Olten

«Überflüssig und teuer»: Bürgerliche sagen Nein zur Kulturfachstelle

«Die Kultur in Olten floriert», meinen die Bürgerlichen. Hier ein Foto des Festival der Kulturen Olten 2017.

In Olten wollen SVP, FDP, CVP, GLP und EVP keine Kulturfachstelle. Die Kultur in Olten floriere bereits.

Kultur machen statt verwalten: So argumentieren die bürgerlichen Parteien Oltens, wenns um die Frage der städtischen Kulturfachstelle geht. Über diese wird am 4. März an der Urne abgestimmt. Dies geht aus der gemeinsamen Medienmitteilung von SVP, FDP, CVP, GLP und EVP hervor. «Die Kultur in Olten floriert. Eine städtische Kulturfachstelle ist überflüssig und teuer», so die Folgerung der bürgerlichen Allianz. Die gemeinsame einheitliche Empfehlung: «Nein zur Aufstockung der Stadtverwaltung mit einer Kulturfachstelle, Nein zu einer staatlich verwalteten Kultur.»

Die Tatsache, dass die Zeitschrift «Bilanz» in ihrer Städterangliste den Bereich Kultur und Freizeit von Olten an zweiter Stelle platziert, noch vor Zürich, Bern, Neuenburg und andern namhaften Schweizer Städten, lässt die Allianz zu folgendem Schluss kommen: Es gibt in Olten ein breites kulturelles Angebot, vielseitig und von grosser Qualität. Und weiter: «In dieser Situation hat Olten dringendere Aufgaben zu erledigen als die Schaffung einer neuen Kulturfachstelle in der Stadtverwaltung.»

Unsichere Beine

Finanziell stehe die Stadt immer noch auf unsicheren Beinen. «In diversen Bereichen mussten in den vergangenen Jahren Kürzungen vorgenommen werden, Steuern und Gebühren sind gestiegen.» Die Pro-Kopf-Verschuldung von 3363 Franken wird vom Kanton als hoch eingestuft. Ziel des Stadtrates ist es, in den Bereich der mittleren Verschuldung (weniger als 2500 Franken) zu kommen. «Die Schaffung unnötiger Stellenprozente und der damit verbundenen zusätzlichen Kosten gefährden diese Sparanstrengungen», argumentiert die bürgerliche Allianz dazu. Die Kulturfachstelle kostet die Stadt jährlich mindestens 78'000 Franken. Dazu kämen Folgekosten durch die Aktivitäten dieser Kulturfachstelle, so die Bürgerlichen.

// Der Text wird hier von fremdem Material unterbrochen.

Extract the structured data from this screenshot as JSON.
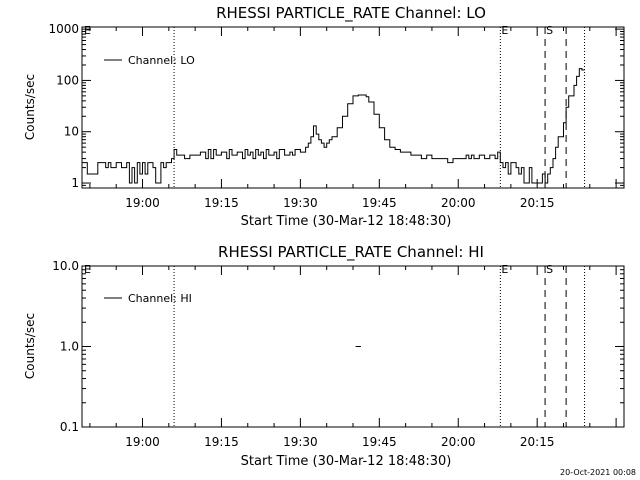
{
  "footer": {
    "timestamp": "20-Oct-2021 00:08"
  },
  "chart_data": [
    {
      "type": "line",
      "title": "RHESSI PARTICLE_RATE Channel: LO",
      "xlabel": "Start Time (30-Mar-12 18:48:30)",
      "ylabel": "Counts/sec",
      "yscale": "log",
      "ylim": [
        0.8,
        1100
      ],
      "yticks": [
        {
          "v": 1,
          "label": "1"
        },
        {
          "v": 10,
          "label": "10"
        },
        {
          "v": 100,
          "label": "100"
        },
        {
          "v": 1000,
          "label": "1000"
        }
      ],
      "xlim": [
        "18:48:30",
        "20:31:30"
      ],
      "xticks": [
        "19:00",
        "19:15",
        "19:30",
        "19:45",
        "20:00",
        "20:15"
      ],
      "legend": {
        "placement": "top-left",
        "entries": [
          "Channel: LO"
        ]
      },
      "flags": [
        {
          "x": "19:06:00",
          "label": "",
          "style": "dotted"
        },
        {
          "x": "20:08:00",
          "label": "E",
          "style": "dotted"
        },
        {
          "x": "20:16:30",
          "label": "S",
          "style": "dashed"
        },
        {
          "x": "20:20:30",
          "label": "",
          "style": "dashed"
        },
        {
          "x": "20:24:00",
          "label": "",
          "style": "dotted"
        }
      ],
      "corner_label": "E",
      "series": [
        {
          "name": "Channel: LO",
          "points": [
            [
              "18:48:30",
              2.5
            ],
            [
              "18:49:00",
              2.5
            ],
            [
              "18:49:30",
              1.5
            ],
            [
              "18:50:00",
              1.5
            ],
            [
              "18:51:00",
              1.5
            ],
            [
              "18:51:30",
              2.5
            ],
            [
              "18:52:00",
              2.5
            ],
            [
              "18:53:00",
              2.0
            ],
            [
              "18:53:30",
              2.5
            ],
            [
              "18:54:00",
              2.0
            ],
            [
              "18:55:00",
              2.5
            ],
            [
              "18:56:00",
              2.0
            ],
            [
              "18:57:00",
              2.5
            ],
            [
              "18:57:30",
              1.0
            ],
            [
              "18:58:00",
              2.0
            ],
            [
              "18:58:30",
              1.0
            ],
            [
              "18:59:00",
              2.5
            ],
            [
              "18:59:30",
              1.5
            ],
            [
              "19:00:00",
              2.5
            ],
            [
              "19:00:30",
              1.5
            ],
            [
              "19:01:00",
              2.5
            ],
            [
              "19:02:00",
              2.0
            ],
            [
              "19:02:30",
              1.0
            ],
            [
              "19:03:00",
              1.0
            ],
            [
              "19:03:30",
              2.5
            ],
            [
              "19:04:00",
              2.0
            ],
            [
              "19:04:30",
              2.5
            ],
            [
              "19:05:00",
              2.5
            ],
            [
              "19:05:30",
              3.0
            ],
            [
              "19:06:00",
              4.5
            ],
            [
              "19:06:30",
              3.5
            ],
            [
              "19:07:00",
              3.5
            ],
            [
              "19:08:00",
              3.0
            ],
            [
              "19:09:00",
              3.5
            ],
            [
              "19:10:00",
              3.5
            ],
            [
              "19:11:00",
              4.0
            ],
            [
              "19:12:00",
              3.0
            ],
            [
              "19:12:30",
              4.5
            ],
            [
              "19:13:00",
              3.0
            ],
            [
              "19:13:30",
              4.5
            ],
            [
              "19:14:00",
              3.5
            ],
            [
              "19:15:00",
              4.0
            ],
            [
              "19:16:00",
              3.0
            ],
            [
              "19:16:30",
              4.5
            ],
            [
              "19:17:00",
              3.5
            ],
            [
              "19:18:00",
              4.0
            ],
            [
              "19:19:00",
              3.0
            ],
            [
              "19:19:30",
              4.5
            ],
            [
              "19:20:00",
              3.5
            ],
            [
              "19:20:30",
              4.0
            ],
            [
              "19:21:00",
              3.0
            ],
            [
              "19:21:30",
              4.5
            ],
            [
              "19:22:00",
              3.5
            ],
            [
              "19:22:30",
              4.0
            ],
            [
              "19:23:00",
              3.0
            ],
            [
              "19:23:30",
              4.5
            ],
            [
              "19:24:00",
              3.5
            ],
            [
              "19:25:00",
              4.0
            ],
            [
              "19:25:30",
              3.0
            ],
            [
              "19:26:00",
              4.5
            ],
            [
              "19:27:00",
              3.5
            ],
            [
              "19:28:00",
              4.0
            ],
            [
              "19:28:30",
              3.5
            ],
            [
              "19:29:00",
              4.5
            ],
            [
              "19:30:00",
              4.0
            ],
            [
              "19:31:00",
              5.0
            ],
            [
              "19:31:30",
              6.0
            ],
            [
              "19:32:00",
              8.0
            ],
            [
              "19:32:30",
              13.0
            ],
            [
              "19:33:00",
              9.0
            ],
            [
              "19:33:30",
              7.0
            ],
            [
              "19:34:00",
              6.0
            ],
            [
              "19:34:30",
              5.0
            ],
            [
              "19:35:00",
              6.0
            ],
            [
              "19:35:30",
              7.0
            ],
            [
              "19:36:00",
              8.0
            ],
            [
              "19:37:00",
              12.0
            ],
            [
              "19:38:00",
              20.0
            ],
            [
              "19:39:00",
              35.0
            ],
            [
              "19:40:00",
              50.0
            ],
            [
              "19:41:00",
              52.0
            ],
            [
              "19:42:00",
              52.0
            ],
            [
              "19:42:30",
              48.0
            ],
            [
              "19:43:00",
              38.0
            ],
            [
              "19:44:00",
              22.0
            ],
            [
              "19:45:00",
              12.0
            ],
            [
              "19:46:00",
              7.0
            ],
            [
              "19:47:00",
              5.0
            ],
            [
              "19:48:00",
              4.5
            ],
            [
              "19:49:00",
              4.0
            ],
            [
              "19:50:00",
              4.0
            ],
            [
              "19:51:00",
              3.5
            ],
            [
              "19:52:00",
              3.5
            ],
            [
              "19:53:00",
              3.0
            ],
            [
              "19:54:00",
              3.5
            ],
            [
              "19:55:00",
              3.0
            ],
            [
              "19:56:00",
              3.0
            ],
            [
              "19:57:00",
              3.0
            ],
            [
              "19:58:00",
              2.5
            ],
            [
              "19:59:00",
              3.0
            ],
            [
              "20:00:00",
              3.0
            ],
            [
              "20:01:00",
              3.0
            ],
            [
              "20:01:30",
              3.5
            ],
            [
              "20:02:00",
              3.0
            ],
            [
              "20:02:30",
              3.5
            ],
            [
              "20:03:00",
              3.0
            ],
            [
              "20:04:00",
              3.5
            ],
            [
              "20:05:00",
              3.0
            ],
            [
              "20:06:00",
              3.5
            ],
            [
              "20:07:00",
              3.0
            ],
            [
              "20:07:30",
              4.0
            ],
            [
              "20:08:00",
              2.5
            ],
            [
              "20:08:30",
              2.0
            ],
            [
              "20:09:00",
              2.5
            ],
            [
              "20:09:30",
              1.5
            ],
            [
              "20:10:00",
              2.5
            ],
            [
              "20:11:00",
              2.0
            ],
            [
              "20:11:30",
              1.5
            ],
            [
              "20:12:00",
              2.0
            ],
            [
              "20:12:30",
              1.0
            ],
            [
              "20:13:00",
              1.0
            ],
            [
              "20:13:30",
              2.0
            ],
            [
              "20:14:00",
              1.0
            ],
            [
              "20:15:00",
              1.0
            ],
            [
              "20:16:00",
              1.5
            ],
            [
              "20:16:30",
              1.0
            ],
            [
              "20:17:00",
              1.5
            ],
            [
              "20:17:30",
              2.0
            ],
            [
              "20:18:00",
              3.0
            ],
            [
              "20:18:30",
              5.0
            ],
            [
              "20:19:00",
              8.0
            ],
            [
              "20:20:00",
              15.0
            ],
            [
              "20:20:30",
              30.0
            ],
            [
              "20:21:00",
              50.0
            ],
            [
              "20:22:00",
              80.0
            ],
            [
              "20:22:30",
              120.0
            ],
            [
              "20:23:00",
              170.0
            ],
            [
              "20:23:30",
              160.0
            ]
          ]
        }
      ]
    },
    {
      "type": "line",
      "title": "RHESSI PARTICLE_RATE Channel: HI",
      "xlabel": "Start Time (30-Mar-12 18:48:30)",
      "ylabel": "Counts/sec",
      "yscale": "log",
      "ylim": [
        0.1,
        10
      ],
      "yticks": [
        {
          "v": 0.1,
          "label": "0.1"
        },
        {
          "v": 1,
          "label": "1.0"
        },
        {
          "v": 10,
          "label": "10.0"
        }
      ],
      "xlim": [
        "18:48:30",
        "20:31:30"
      ],
      "xticks": [
        "19:00",
        "19:15",
        "19:30",
        "19:45",
        "20:00",
        "20:15"
      ],
      "legend": {
        "placement": "top-left",
        "entries": [
          "Channel: HI"
        ]
      },
      "flags": [
        {
          "x": "19:06:00",
          "label": "",
          "style": "dotted"
        },
        {
          "x": "20:08:00",
          "label": "E",
          "style": "dotted"
        },
        {
          "x": "20:16:30",
          "label": "S",
          "style": "dashed"
        },
        {
          "x": "20:20:30",
          "label": "",
          "style": "dashed"
        },
        {
          "x": "20:24:00",
          "label": "",
          "style": "dotted"
        }
      ],
      "corner_label": "E",
      "series": [
        {
          "name": "Channel: HI",
          "points": [
            [
              "19:40:30",
              1.0
            ],
            [
              "19:41:00",
              1.0
            ]
          ]
        }
      ]
    }
  ]
}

Bereits heute steht für die Allianz fest: «Kulturschaffende finden in Olten sehr gute Voraussetzungen.» Neben den zahlreichen bewährten Angeboten seien in den letzten Jahren viele neue Veranstaltungen und Tätigkeiten entstanden. «Und das ohne Kulturfachstelle, sondern mit Engagement und Herzblut», wie die Allianz weiter schreibt.

Dagegen schaffe eine Kulturfachstelle Abhängigkeiten. Und es bestehe die Gefahr, dass die Kulturschaffenden vom Wohlwollen einer Person in der städtischen Verwaltung abhängig werden. «Darum sind auch Kulturschaffende gegen die Schaffung einer städtischen Kulturfachstelle», bilanziert die bürgerliche Allianz zum Schluss.